Volume 488: debated on Monday 2 March 2009

To ask the Secretary of State for Work and Pensions pursuant to the answer of 5 February 2009, Official Report, column 422W, on EU grants and loans, when the European Globalisation Fund was established; what payments the Government has made to the fund; which EU member states have made applications for matched funding from the fund; which of these have been approved and for what purposes; how much has been paid out from the fund to date; what criteria govern the sources of matched funds; and if he will make a statement. (257414)

In his answer of 5 February 2009, Official Report, column 1422W, my right hon. Friend the Minister for Employment and Welfare Reform stated that the European globalisation fund draws on the EU budget where there may be underspends or decommitted funds. This means that Governments do not make additional payments into the fund.
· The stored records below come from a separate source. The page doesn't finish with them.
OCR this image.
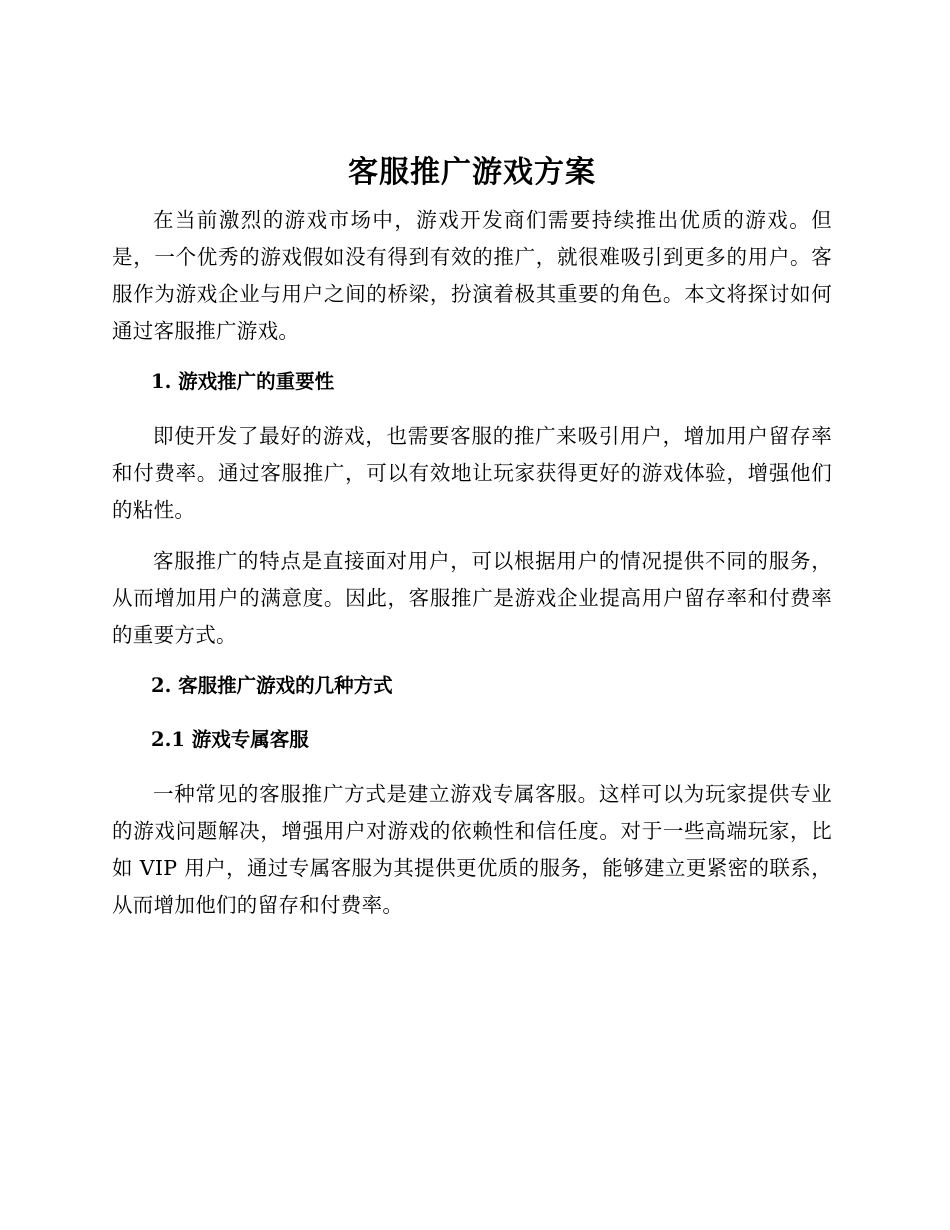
客服推广游戏方案

在当前激烈的游戏市场中，游戏开发商们需要持续推出优质的游戏。但是，一个优秀的游戏假如没有得到有效的推广，就很难吸引到更多的用户。客服作为游戏企业与用户之间的桥梁，扮演着极其重要的角色。本文将探讨如何通过客服推广游戏。

1. 游戏推广的重要性

即使开发了最好的游戏，也需要客服的推广来吸引用户，增加用户留存率和付费率。通过客服推广，可以有效地让玩家获得更好的游戏体验，增强他们的粘性。

客服推广的特点是直接面对用户，可以根据用户的情况提供不同的服务，从而增加用户的满意度。因此，客服推广是游戏企业提高用户留存率和付费率的重要方式。

2. 客服推广游戏的几种方式
2.1 游戏专属客服

一种常见的客服推广方式是建立游戏专属客服。这样可以为玩家提供专业的游戏问题解决，增强用户对游戏的依赖性和信任度。对于一些高端玩家，比如 VIP 用户，通过专属客服为其提供更优质的服务，能够建立更紧密的联系，从而增加他们的留存和付费率。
Finland, France, Germany, Italy, Lithuania, Malta, Portugal and Spain have had EGF applications approved, totalling €67,646,697. Germany, Portugal and Spain have further applications still to be determined, totalling €14,621,200.

All these applications are for active labour market measures, including training, to reintegrate back into the labour market workers who lost their jobs as a result of a large scale redundancy, of at least 1,000 redundancies. This forms the main criterion for use of the fund.

More detailed information is in the EGF Regulation of 20 December 2006 and the Commission Communication on the EGF in 2007—Review and Prospects—published on 2 July 2008. Both were deposited in the Library. The Commission have also placed these on the Europa website, along with advice and guidance on using the EGF.